The US banking sector has been rocked by a number of gigantic bankruptcies in recent weeks. Silicon Valley Bank and Signature Bank, among others, succumbed to the pressure of the Federal Reserve’s rate hikes. Bitcoin, meanwhile, is performing fantastically, as investors see the digital currency as a safe haven in times of economic disaster. The chart below shows how Bitcoin manifested itself as a solid protection against the turmoil within the banking sector from the beginning of March.

Bitcoin versus the banking crisis. Source: Tradingview

A plus of 23 percent

The banking crisis seems to be a lesson in the fundamentals of Bitcoin for a large group of investors. Satoshi Nakamoto launched the digital currency in 2009 as an answer to the traditional financial industry, in which banks are repeatedly bailed out with taxpayers’ money. Nakamoto was completely done with that and developed a decentralized alternative with Bitcoin that centralized rulers have nothing to say about.

Now the absolute scarcity and decentralized nature of Bitcoin turn out to be two very interesting properties for investors, because these are exactly the things that the traditional financial system cannot offer. More and more new public money is needed to maintain the traditional financial system and the next banking crisis seems only a matter of time.

It is undeniable at this point that the banking crisis of the past few weeks is perhaps the best publicity Bitcoin could wish for. After a rough 2022, the new year has been great for Bitcoin so far. More and more people are realizing that Bitcoin is here to stay and can play an important role in almost any portfolio.

The sequel of 2023

What we can expect from Bitcoin in the coming period is difficult to say. The market initially reacted negatively to last night’s Federal Reserve rate hike. Apparently, the market had expected the Federal Reserve to take more notice of the banking crisis and may already have paused the cycle of rate hikes.
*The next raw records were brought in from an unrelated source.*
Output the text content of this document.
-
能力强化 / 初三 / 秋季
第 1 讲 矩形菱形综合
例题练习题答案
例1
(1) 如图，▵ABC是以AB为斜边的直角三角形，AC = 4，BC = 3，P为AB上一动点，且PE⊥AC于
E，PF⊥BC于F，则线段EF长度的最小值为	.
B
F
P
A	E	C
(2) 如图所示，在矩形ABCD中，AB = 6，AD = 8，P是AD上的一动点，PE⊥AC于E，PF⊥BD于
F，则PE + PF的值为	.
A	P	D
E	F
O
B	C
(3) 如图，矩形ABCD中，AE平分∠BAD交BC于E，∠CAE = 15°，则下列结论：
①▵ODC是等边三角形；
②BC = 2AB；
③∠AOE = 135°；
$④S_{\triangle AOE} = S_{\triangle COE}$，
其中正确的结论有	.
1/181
That pause never came and Federal Reserve Chairman Powell even spoke about the collapse of Silicon Valley Bank as an exception during the press conference. According to Powell, the collapse of the bank was the result of poor risk management and the rest of the banking sector in America does not run the same risk.

Ultimately, only time will tell if Powell’s words are correct. In that respect, the market is in a moment right now limbo and is waiting for the next major event to teach us more about the future.